Arla, Fonterra sticking to scandal hit Chinese dairies

By Neil Merrett

- Last updated on GMT

Related tags Joint venture 2008 chinese milk scandal Fonterra

Two of the world’s leading suppliers and manufacturers of dairy goods have moved to play up their commitments in China as the legacy of the ongoing melamine scandal continues to impact on their operations.

Europe-based Arla Foods said late last week that production of milk powders through its China-based joint venture had recommenced, while export giant Fonterra denied press reports that it is actively looking for a buyer for its operations in the county.

Concerns are still raging globally over the contamination of Chinese milk supplies with the industrial chemical, which has been linked to the hospitalisation of thousands of Chinese children and four deaths.
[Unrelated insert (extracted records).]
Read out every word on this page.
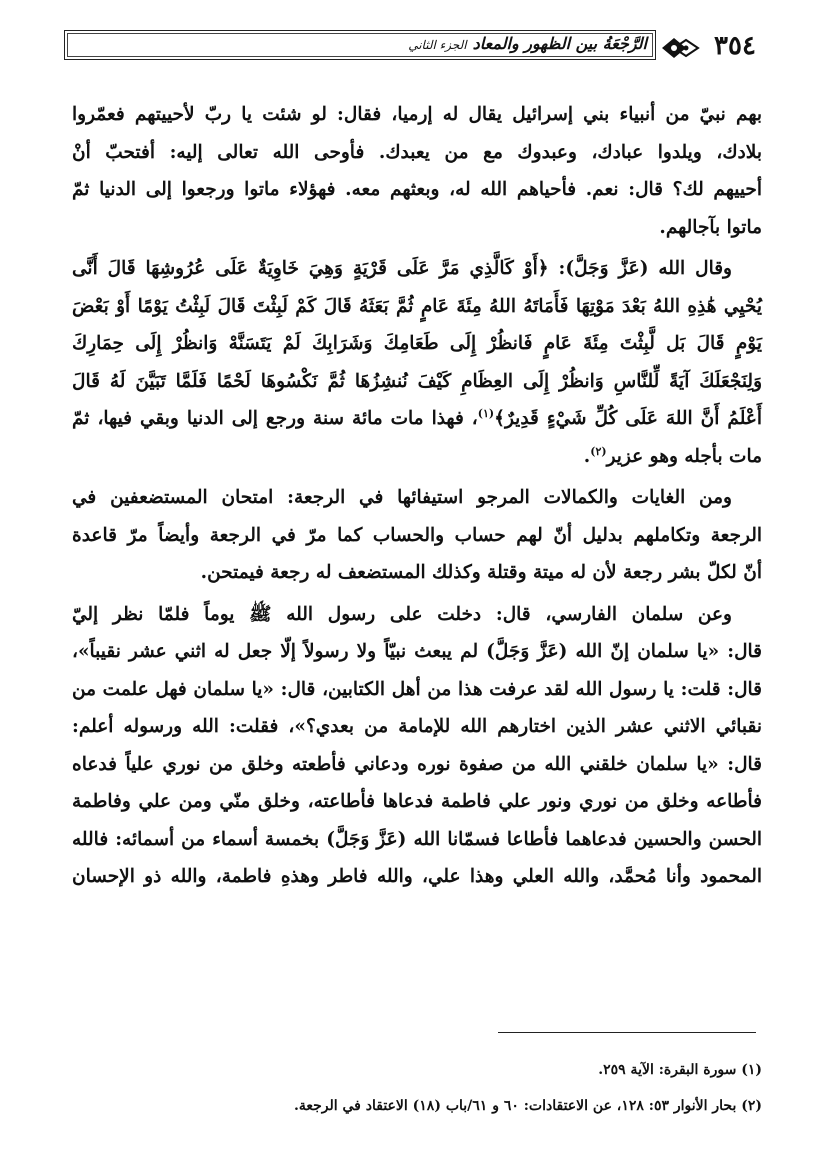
٣٥٤
الرَّجْعَةُ بين الظهور والمعادالجزء الثاني
بهم نبيّ من أنبياء بني إسرائيل يقال له إرميا، فقال: لو شئت يا ربّ لأحييتهم فعمّروا
بلادك، ويلدوا عبادك، وعبدوك مع من يعبدك. فأوحى الله تعالى إليه: أفتحبّ أنْ
أحييهم لك؟ قال: نعم. فأحياهم الله له، وبعثهم معه. فهؤلاء ماتوا ورجعوا إلى الدنيا ثمّ
ماتوا بآجالهم.
وقال الله (عَزَّ وَجَلَّ): ﴿أَوْ كَالَّذِي مَرَّ عَلَى قَرْيَةٍ وَهِيَ خَاوِيَةٌ عَلَى عُرُوشِهَا قَالَ أَنَّى
يُحْيِي هَٰذِهِ اللهُ بَعْدَ مَوْتِهَا فَأَمَاتَهُ اللهُ مِئَةَ عَامٍ ثُمَّ بَعَثَهُ قَالَ كَمْ لَبِثْتَ قَالَ لَبِثْتُ يَوْمًا أَوْ بَعْضَ
يَوْمٍ قَالَ بَل لَّبِثْتَ مِئَةَ عَامٍ فَانظُرْ إِلَى طَعَامِكَ وَشَرَابِكَ لَمْ يَتَسَنَّهْ وَانظُرْ إِلَى حِمَارِكَ
وَلِنَجْعَلَكَ آيَةً لِّلنَّاسِ وَانظُرْ إِلَى العِظَامِ كَيْفَ نُنشِزُهَا ثُمَّ نَكْسُوهَا لَحْمًا فَلَمَّا تَبَيَّنَ لَهُ قَالَ
أَعْلَمُ أَنَّ اللهَ عَلَى كُلِّ شَيْءٍ قَدِيرٌ﴾$^{(١)}$، فهذا مات مائة سنة ورجع إلى الدنيا وبقي فيها، ثمّ
مات بأجله وهو عزير$^{(٢)}$.
ومن الغايات والكمالات المرجو استيفائها في الرجعة: امتحان المستضعفين في
الرجعة وتكاملهم بدليل أنّ لهم حساب والحساب كما مرّ في الرجعة وأيضاً مرّ قاعدة
أنّ لكلّ بشر رجعة لأن له ميتة وقتلة وكذلك المستضعف له رجعة فيمتحن.
وعن سلمان الفارسي، قال: دخلت على رسول الله ﷺ يوماً فلمّا نظر إليّ
قال: «يا سلمان إنّ الله (عَزَّ وَجَلَّ) لم يبعث نبيّاً ولا رسولاً إلّا جعل له اثني عشر نقيباً»،
قال: قلت: يا رسول الله لقد عرفت هذا من أهل الكتابين، قال: «يا سلمان فهل علمت من
نقبائي الاثني عشر الذين اختارهم الله للإمامة من بعدي؟»، فقلت: الله ورسوله أعلم:
قال: «يا سلمان خلقني الله من صفوة نوره ودعاني فأطعته وخلق من نوري علياً فدعاه
فأطاعه وخلق من نوري ونور علي فاطمة فدعاها فأطاعته، وخلق منّي ومن علي وفاطمة
الحسن والحسين فدعاهما فأطاعا فسمّانا الله (عَزَّ وَجَلَّ) بخمسة أسماء من أسمائه: فالله
المحمود وأنا مُحمَّد، والله العلي وهذا علي، والله فاطر وهذهِ فاطمة، والله ذو الإحسان
(١) سورة البقرة: الآية ٢٥٩.
(٢) بحار الأنوار ٥٣: ١٢٨، عن الاعتقادات: ٦٠ و ٦١/باب (١٨) الاعتقاد في الرجعة.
The scandal has since led to food and beverage products sourced from the country being pulled from shelves around the world over safety fears.

Arla test plan

Jais Valeur, executive group director for Arla’s Foods Ingredients division, said that it was in this market, that it hoped a new four-time testing system could begin to restore consumer faith, with a new labelling scheme provided by the group.

Production at the Mengniu Arla milk powder plant in Hohhot, Inner Mongolia, had been out of commission since 16 September when news of the scandal emerged.

Valeur said that the new melamine-free labels would only apply to products that passed a new testing scheme on all milk used in its products from when it arrives at the joint venture’s plant and throughout the production process.

”The first test is carried out when the milk arrives at our partner’s dairy. The second is undertaken when the milk arrives at our joint factory and the third is carried out during checks on the finished products in our own warehouse,”​ he stated. “Yet another test is then conducted before the products are dispatched to stores.

Fonterra denies sell off

Amidst such market uncertainty, New Zealand-based Fonterra has reportedly moved to deny that it has auctioned off its own troubled Chinese joint venture, Sanlu, over the weekend, at least according to press reports coming from the country.

A spokesperson for the company is reported to have stated that no sale had taken place, and although discussion were ongoing over the future of the venture, no plans had yet been finalised, according to the New Zealand-based publication, The National Business Review​.

Melamine fears

The melamine scandal, which has now been linked to kidney problems in thousands of Chinese children, is alleged to involve a number of dairy groups operating in China, such as Sanlu and Arla Mengniu.

Melamine is a chemical that can make it appear there is more protein in a product, and has been linked to causing kidney stones and other health problems.

Four babies have died and almost 13,000 were hospitalised after drinking San Lu formula contaminated with the industrial chemical melamine. San Lu had received reports that babies were falling ill as far back as December 2007.

However, more than 300 Chinese milk producers and retailers issued a joint statement last month promising to reject sub-standard raw materials, strictly inspect production, and take responsibility for product quality.